The thermostable enzyme β-Galactosidase was isolated from the extreme thermophile archaebacterial S. solfataricus strain MT-4. This enzyme is used in many industrial processes of lactose-containing fluids by purifying and stabilizing their physiochemical properties.

=== Proteases ===
Industry is interested in stable proteases, and a number of Sulfolobus proteases have been studied. An active aminopeptidase associated with the chaperonin of S. solfataricus MT4 was described. Sommaruga et al. improved the stability and reaction yield of a carboxypeptidase from S. solfataricus MT4 with magnetic nanoparticles in 2014, immobilizing the enzyme.

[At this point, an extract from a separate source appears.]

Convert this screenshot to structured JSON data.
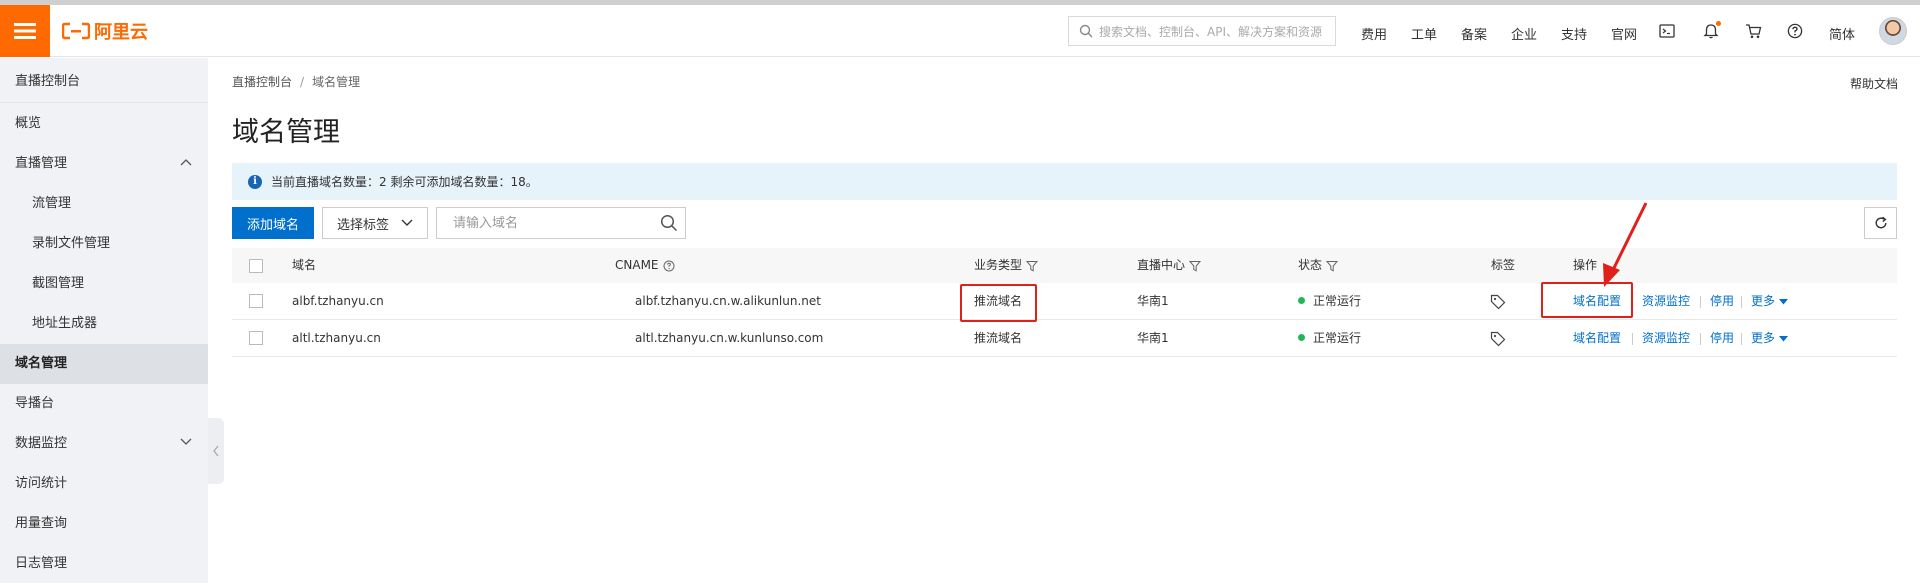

=== Esterases and lipases ===

A thermostable extracellular lipolytic enzyme serine, arylesterase, was noted for its hydrolysis of organophosphates from the thermoacidophilic archaeon S. solfataricus P1.

=== Chaperonins ===

In reaction to temperature shock (50.4 °C) in E. coli cells, a tiny warm stun protein (S.so-HSP20) from S.solfataricus P2 has been used to improve tolerance to temperature.
Since chaperonin Ssocpn (920 kDa), which includes adenosine triphosphate (ATP), K+, and Mg^{2} +, has not produced additional proteins in S. solfataricus to supply collapsed and dynamic proteins from denatured materials. It was stored on an ultrafiltration cell while the renatured substrates were moving through the film.

=== Liposomes ===

Because of its tetraether lipid material, the membrane of extreme thermophilic Archaea is unique in composition. Archaea lipids are a promising source of liposomes with stable temperature and pH and tightness against the leakage of solute, and are possible instruments for the delivery of medicines, vaccines, and genes.